Imagine attending a seminar at your church where your pastor is teaching the basic elements of farming. It might not be the type of seminar you’d see in Australia, but in South Sudan—where food is scarce and expensive—farming principles are what will build a more stable community. And what builds community is where the pastors should be, according to Paul Ravestyen at Live Connection.

Pastor training in the fields.

Live Connection is a New South Wales-based organisation partnering with pastors in South Africa, Zambia, the Philippines, Indonesia, Uganda, Cameroon, Zimbabwe, Malawi, Kenya and South Sudan and providing them with a monthly contribution from Australian sponsors so they can better serve their local community. It works similarly to many traditional child sponsorship programs. But instead of sponsoring a child, you’re sponsoring a pastor.

Paul says there are hundreds of pastors trained for ministry on the African continent: “We’re not living in the dark ages where these guys don’t know the Word and aren’t passionate about it. We’re past that point. We’ve entered into a new phase of mission work.”

According to Paul, for the price of sending one western missionary to live in Africa, Live Connection can partner with 140 Sudanese pastors who already understand the language and the culture, and are living in community with their congregation.

“But it’s not good enough for us to just support pastors in countries like South Sudan, in subsistence rural areas: we need to equip them with skills that they can pass on too.”

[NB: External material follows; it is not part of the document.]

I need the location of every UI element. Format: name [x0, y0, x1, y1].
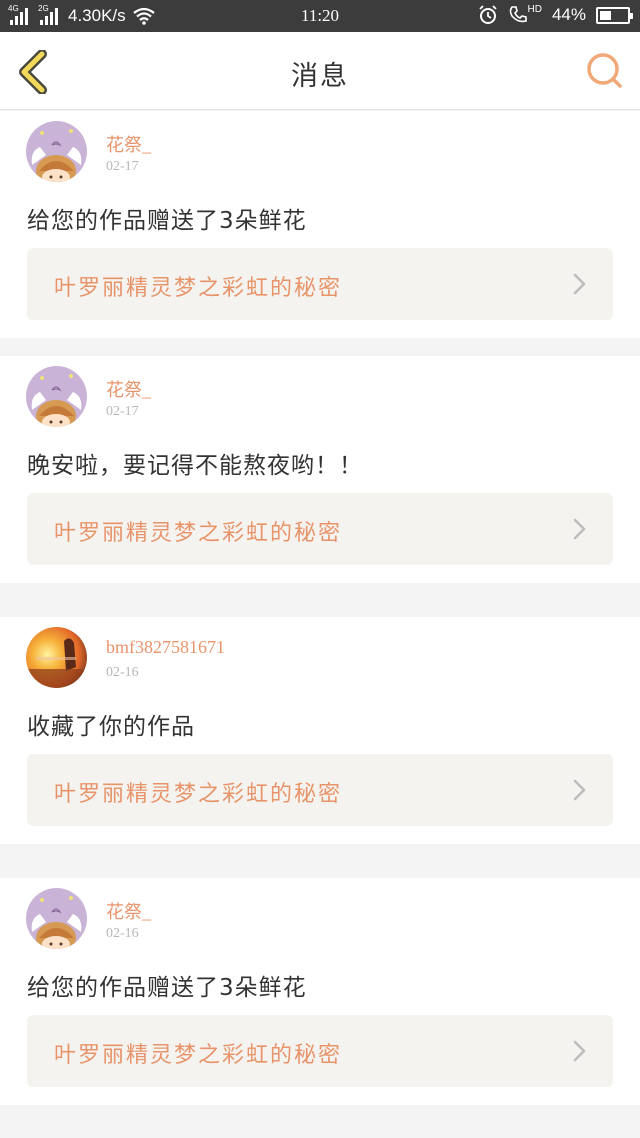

“In Australia, we’ve got problems like divorce, or how to raise kids, so the church creates programs that value-add to communities on those issues: marriage enrichment courses, mentoring programs etc,” says Paul.

The beginnings of the agricultural training centre being built by Live Connection in Bor, South Sudan.

In South Sudan, the programs a church runs should also aim to meet the needs of its community, he says. The greatest need in South Sudan at the moment is food. How can pastors meet that need? “By becoming better farmers”.

“We’re teaching pastors to teach their people foundational principles of farming. Pastors will go and they’ll have seminars for the community on how to grow great crops.”

According to the United Nations, only about four per cent of arable land in South Sudan is cultivated. Paul, who has been working in mission in Africa for the last 13 years, says basic food and water supplies are expensive in the country because South Sudan doesn’t produce anything for themselves.

“Everything in Sudan comes from Uganda or Kenya. There’s nothing produced in the country itself. So you pay three times more than what you’d pay in Kenya or Uganda, which is seen as a kind promised land compared to places like Bor in South Sudan,” says Paul.

“They need to rebuild the country – it’s in a state of disrepair.”

The United Nations World Food Programme suggests South Sudan has a “huge agricultural potential that remains untapped…approximately 90 per cent of South Sudanese households depend on crop farming, animal husbandry, fishing or forestry for their livelihoods, but productivity across all these sectors is minimal.”

Almost 30 per cent (2.4 million) of people living in South Sudan are food insecure and require assistance. Those statistics, says Paul, is where his plan for Live Connection could make a difference.

In April this year, Live Connections sent a team of volunteers to South Sudan to help build an agricultural training centre in Bor, on the Nile River in South Sudan. The Governor of Jonglei State gave the organisation up to 70 acres of land on which to cultivate the land and build the Centre, which will train rural pastors across South Sudan to model successful farming to their communities.

“The teaching is very rooted in Scripture,” says Paul, of the program based on a successful Zimbabwe model called Foundations for Farming, teaching faithful and productive use of land on the Biblical principles of creation and stewardship.

Learning the principles of farming.

“What we’re actually doing is introducing people to God their creator and discipling people into relationship with Jesus Christ.” And they get practical farming skills while they’re at it.

Churches in South Sudan are “incredibly helpful” says Paul, because they “value-add to the people.” Pastors are building community in a place devastated by 30 years of war—essentially starting from scratch. Those who roll up their sleeves and live life “incarnationally” with their congregations are not only being the mouthpiece of God, says Paul, but his “hands and feet too”.

“I believe that if you support the leader of a church, that leader will do what they can to feed the children, the orphans, the widows.”

And in South Sudan right now, says Paul, a pastor living in a subsistence rural area can best do that by teaching his flock how to be better farmers.